Thinking like a ship

Shreyas Prakash headshot

Shreyas Prakash

It took me a long time to realize that arguments we argue about — aren’t always about facts. They are about values. And we mostly argue, very passionately, when the values have a conflict. We can live with a conflict of facts, but not with a conflict in values. A conflict in values doesn’t sit comfortably in our minds, and even if it does, it dries to dismiss the contradictions.

Reading Jonathan Haidt’s The Righteous Mind made this clear, that: be it liberals or conservatives, or activists or traditionalists — they’re all wired with different moral priorities—care, fairness, loyalty, authority, sanctity.

People feel different things are sacred. What seems obviously right to one clan feels intuitively wrong to another.

My partner and I had taken the Haidt’s moral foundations questionnaire together recently, and it was fun to see the contrast of responses in some of the questions: we both cared about fairness and compassion, but whenever I leaned toward equity, she leaned more towards loyalty and cultural continuity. That was interesting:

Neither of us was wrong, but we realised we had different inner compasses. And without naming those differences, we mistook friction for betrayal.

So when I later read Holden Karnofsky’s ship metaphor—and the analogy of Rowers, Steerers, Anchors, Equity, Mutineers—it clicked like a lock. In Holden Karnofsky’s world view, we have five different kinds of people.

The Rower values progress. Those who are rowers, want to row to a far away promised land, full of opportunities.

I use "rowing" to refer to the idea that we can make the world better by focusing on advancing science, technology, growth, etc. - all of which ultimately result in empowerment, helping people do whatever they want to do, more/faster. The idea is that, in some sense, we don't need a specific plan for improving lives: more capabilities, wealth, and empowerment ("moving forward") will naturally result in that.

Rowing is a contentious topic, and it’s contentious in a way that I think cuts across other widely-recognized ideological lines.

To some people, rowing seems like the single most promising way to make the world a better place. People and institutions who give off this vibe include:

The Anchor provides stability. And the Steerer provides foresight. The Equity clan, justice. The Mutineer, systemic overhaul. They’re not selfish or evil—they’re guided by different lights. And everyone on the ship is doing what feels morally necessary to them. And everyone thinks they are the chosen ones destined to steer the ship. And that’s exactly the problem.

Some insist we’re not moving the ship fast enough. They row with fierce intensity, believing speed is salvation.

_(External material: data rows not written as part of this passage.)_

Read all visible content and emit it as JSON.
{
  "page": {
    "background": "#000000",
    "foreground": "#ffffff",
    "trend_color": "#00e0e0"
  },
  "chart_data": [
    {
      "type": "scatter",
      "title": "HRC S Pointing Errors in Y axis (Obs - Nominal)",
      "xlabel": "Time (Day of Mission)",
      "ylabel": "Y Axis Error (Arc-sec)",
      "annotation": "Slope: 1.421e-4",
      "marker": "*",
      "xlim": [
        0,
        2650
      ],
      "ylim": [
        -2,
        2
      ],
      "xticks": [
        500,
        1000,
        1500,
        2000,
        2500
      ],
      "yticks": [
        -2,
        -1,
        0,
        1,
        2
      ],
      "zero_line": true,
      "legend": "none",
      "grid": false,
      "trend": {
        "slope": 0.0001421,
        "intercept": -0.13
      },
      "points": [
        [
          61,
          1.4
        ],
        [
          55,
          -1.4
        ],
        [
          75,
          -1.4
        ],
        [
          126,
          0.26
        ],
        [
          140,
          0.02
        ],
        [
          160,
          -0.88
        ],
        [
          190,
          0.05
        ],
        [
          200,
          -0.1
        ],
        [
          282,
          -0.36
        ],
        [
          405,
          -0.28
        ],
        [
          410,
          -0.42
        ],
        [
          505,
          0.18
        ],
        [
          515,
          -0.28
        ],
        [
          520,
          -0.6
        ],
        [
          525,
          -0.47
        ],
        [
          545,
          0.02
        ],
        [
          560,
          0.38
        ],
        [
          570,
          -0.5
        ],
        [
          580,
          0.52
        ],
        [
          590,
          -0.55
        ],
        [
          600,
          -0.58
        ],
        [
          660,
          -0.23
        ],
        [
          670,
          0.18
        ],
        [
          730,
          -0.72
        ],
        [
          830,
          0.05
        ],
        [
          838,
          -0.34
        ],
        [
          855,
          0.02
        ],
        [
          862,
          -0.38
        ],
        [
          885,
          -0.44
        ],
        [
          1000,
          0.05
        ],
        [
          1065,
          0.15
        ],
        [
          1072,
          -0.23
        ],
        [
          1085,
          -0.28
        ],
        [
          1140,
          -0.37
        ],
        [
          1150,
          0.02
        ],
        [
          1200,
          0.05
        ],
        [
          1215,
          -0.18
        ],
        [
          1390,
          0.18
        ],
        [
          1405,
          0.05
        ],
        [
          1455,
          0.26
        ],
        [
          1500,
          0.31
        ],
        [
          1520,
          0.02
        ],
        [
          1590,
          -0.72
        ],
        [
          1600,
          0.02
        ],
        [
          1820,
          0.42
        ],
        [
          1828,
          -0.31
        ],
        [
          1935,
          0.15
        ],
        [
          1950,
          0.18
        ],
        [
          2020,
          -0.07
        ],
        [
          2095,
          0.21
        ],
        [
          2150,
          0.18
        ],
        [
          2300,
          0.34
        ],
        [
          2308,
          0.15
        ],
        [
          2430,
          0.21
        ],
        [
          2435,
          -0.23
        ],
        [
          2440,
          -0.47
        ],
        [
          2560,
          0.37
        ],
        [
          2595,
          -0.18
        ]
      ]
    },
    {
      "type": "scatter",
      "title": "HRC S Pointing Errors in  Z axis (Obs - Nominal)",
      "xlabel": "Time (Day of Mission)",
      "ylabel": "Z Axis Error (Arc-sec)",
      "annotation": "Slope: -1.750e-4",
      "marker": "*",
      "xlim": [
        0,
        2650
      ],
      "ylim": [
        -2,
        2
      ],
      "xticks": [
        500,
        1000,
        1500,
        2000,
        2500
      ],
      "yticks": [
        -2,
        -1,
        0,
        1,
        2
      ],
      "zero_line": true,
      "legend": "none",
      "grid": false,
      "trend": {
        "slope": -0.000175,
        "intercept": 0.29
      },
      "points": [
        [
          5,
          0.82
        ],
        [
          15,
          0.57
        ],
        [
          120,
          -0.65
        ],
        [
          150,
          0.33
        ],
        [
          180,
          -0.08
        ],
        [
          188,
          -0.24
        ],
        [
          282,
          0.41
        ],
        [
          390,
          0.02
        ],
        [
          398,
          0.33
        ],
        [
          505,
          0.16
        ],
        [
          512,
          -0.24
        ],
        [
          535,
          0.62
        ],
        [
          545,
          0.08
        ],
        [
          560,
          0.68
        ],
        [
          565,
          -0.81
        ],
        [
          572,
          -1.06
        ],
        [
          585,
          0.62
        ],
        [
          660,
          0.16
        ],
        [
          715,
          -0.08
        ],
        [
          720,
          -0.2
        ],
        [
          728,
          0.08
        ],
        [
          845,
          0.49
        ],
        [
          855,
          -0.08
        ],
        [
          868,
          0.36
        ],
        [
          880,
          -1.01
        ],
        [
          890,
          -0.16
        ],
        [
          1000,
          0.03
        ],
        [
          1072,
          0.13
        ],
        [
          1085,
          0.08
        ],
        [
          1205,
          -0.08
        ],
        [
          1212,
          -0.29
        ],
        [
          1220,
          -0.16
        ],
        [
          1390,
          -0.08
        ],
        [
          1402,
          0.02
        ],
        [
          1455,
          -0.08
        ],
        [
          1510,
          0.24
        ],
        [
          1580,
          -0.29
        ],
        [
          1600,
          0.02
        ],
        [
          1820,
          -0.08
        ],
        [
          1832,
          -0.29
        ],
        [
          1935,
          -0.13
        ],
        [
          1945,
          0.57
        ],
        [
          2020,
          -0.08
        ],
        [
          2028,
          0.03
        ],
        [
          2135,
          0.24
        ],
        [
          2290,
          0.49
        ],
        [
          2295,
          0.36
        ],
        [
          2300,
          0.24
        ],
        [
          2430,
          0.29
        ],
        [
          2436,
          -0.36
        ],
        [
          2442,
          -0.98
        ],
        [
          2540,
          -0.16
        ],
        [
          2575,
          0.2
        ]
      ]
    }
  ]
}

Others clutch the wheel and bark about direction: where are we even going? What storms lie ahead? Some cling to the railings, saying we’ve gone too far already. They want to drop anchor, keep the hull intact, preserve the rituals that gave the ship its soul. And then there are those below deck shouting that the entire structure is rotten. The keel is cracked. The map is a lie. The ship was never meant for all of us.

Sometimes, we would also observe various erosions occuring due to mismatched moral vocabularies. One person might cry, “We must go faster!” and another hears, “You’re ignoring those overboard.” A third hears, “You’re disrespecting the captain,” and a fourth yells, “Why are we even on a ship?”

In the same way, Jonathan Haidt puts values into different buckets such as (care, fairness, loyalty, authority and sanctity), Karnofsky puts people into various such buckets of exploratory personalities.

To me, Jonathan haidt is helping me understand the ship better, Karnofsky provides a grounding conceptual framework that helps me map what’s really going on.

It’s a fight between value systems, and not between the “right” and the “wrong”, as we define it conventionally.